Whilst peer assessment may seem like the ‘silver bullet’ of assessment
and feedback for students, there are significant criticisms of it as a technique.
One of the most important is that peer review at undergraduate level can be an example of the ‘blind leading the blind’ (Carlson and Berry, 2007).
This suggests that students who have misconceptions relating to the work propagate these misconceptions to other students and therefore damage others’
learning. Other criticisms are that students have bias during the peer marking process. They often will be more generous to their colleagues and sometimes do not take the assessment process seriously. Whilst some students accept peer feedback as being valuable some of the more cynical complain that they are ‘paying’ to be taught by experienced lecturers and want their feedback to come from them.

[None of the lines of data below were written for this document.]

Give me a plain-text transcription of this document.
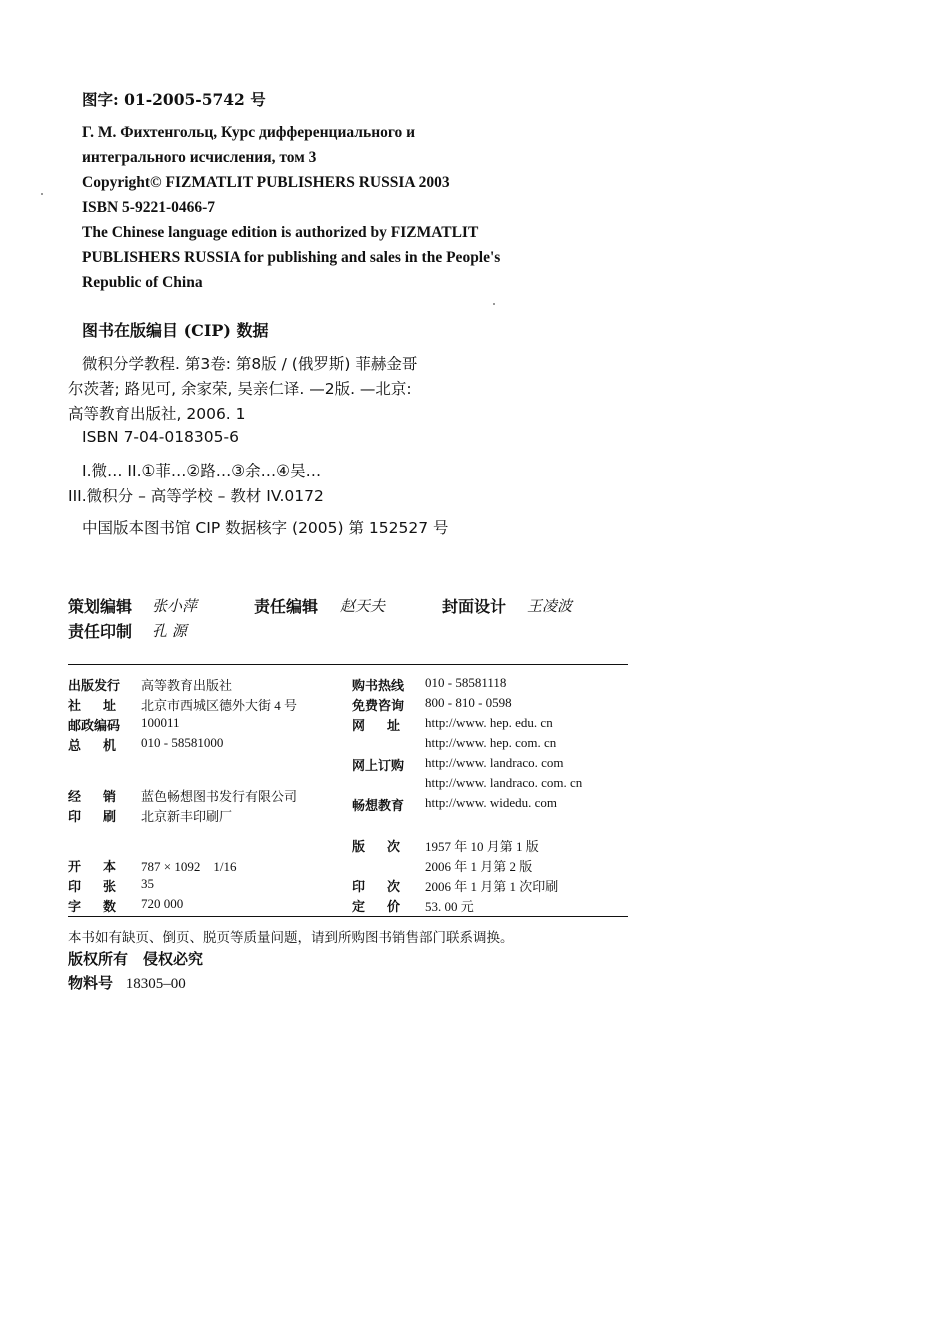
图字: 01-2005-5742 号
Г. М. Фихтенгольц, Курс дифференциального и
интегрального исчисления, том 3
Copyright© FIZMATLIT PUBLISHERS RUSSIA 2003
ISBN 5-9221-0466-7
The Chinese language edition is authorized by FIZMATLIT
PUBLISHERS RUSSIA for publishing and sales in the People's
Republic of China
图书在版编目 (CIP) 数据
微积分学教程. 第3卷: 第8版 / (俄罗斯) 菲赫金哥
尔茨著; 路见可, 余家荣, 吴亲仁译. —2版. —北京:
高等教育出版社, 2006. 1
ISBN 7-04-018305-6
I.微… II.①菲…②路…③余…④吴…
III.微积分 – 高等学校 – 教材 IV.0172
中国版本图书馆 CIP 数据核字 (2005) 第 152527 号
策划编辑 张小萍	责任编辑 赵天夫	封面设计 王凌波
责任印制 孔 源
出版发行 高等教育出版社
社址 北京市西城区德外大街 4 号
邮政编码 100011
总机 010 - 58581000
经销 蓝色畅想图书发行有限公司
印刷 北京新丰印刷厂
开本 787 × 1092　1/16
印张 35
字数 720 000
购书热线 010 - 58581118
免费咨询 800 - 810 - 0598
网址 http://www. hep. edu. cn
http://www. hep. com. cn
网上订购 http://www. landraco. com
http://www. landraco. com. cn
畅想教育 http://www. widedu. com
版次 1957 年 10 月第 1 版
2006 年 1 月第 2 版
印次 2006 年 1 月第 1 次印刷
定价 53. 00 元
本书如有缺页、倒页、脱页等质量问题，请到所购图书销售部门联系调换。
版权所有　侵权必究
物料号 18305–00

This complaint alludes to the conception that Higher Education is becoming more and more consumer driven (Rowe and Wood, 2007; Dochy and McDowell, 1997).
Within the context of programming, peer assessment fits particularly well.
An example of a similar technique being used in industry comes from the agile methods of software development, which utilise the technique of pair programming to increase accuracy of source code developed. This technique involves two programmers sharing one computer and having to negotiate and discuss the source code as it is written. One of the more important benefits of paired programming approaches and peer assessment is that they encourage the programmers to make the source code they write easily comprehensible, particularly as another programmer is going to have to understand the source code and give feedback on it immediately.
Tools to support peer assessment in programming courses have been developed and are sometimes used to assess learning outcomes in a summative way. A majority of these tools permit students to fill out an online proforma sheet for one of their peers. Various mechanisms have been used to ensure that the feedback delivered in a peer assessment situation is fair including taking the standard deviation of particular students marks and putting a summative weighting towards accuracy of peer marking (Sitthiworachart and Joy, 2008). That is, the student marking will be assessed on how appropriate
their marks are. In most usages of peer assessment students are given some form of rubric to support them (Carlson and Berry, 2007).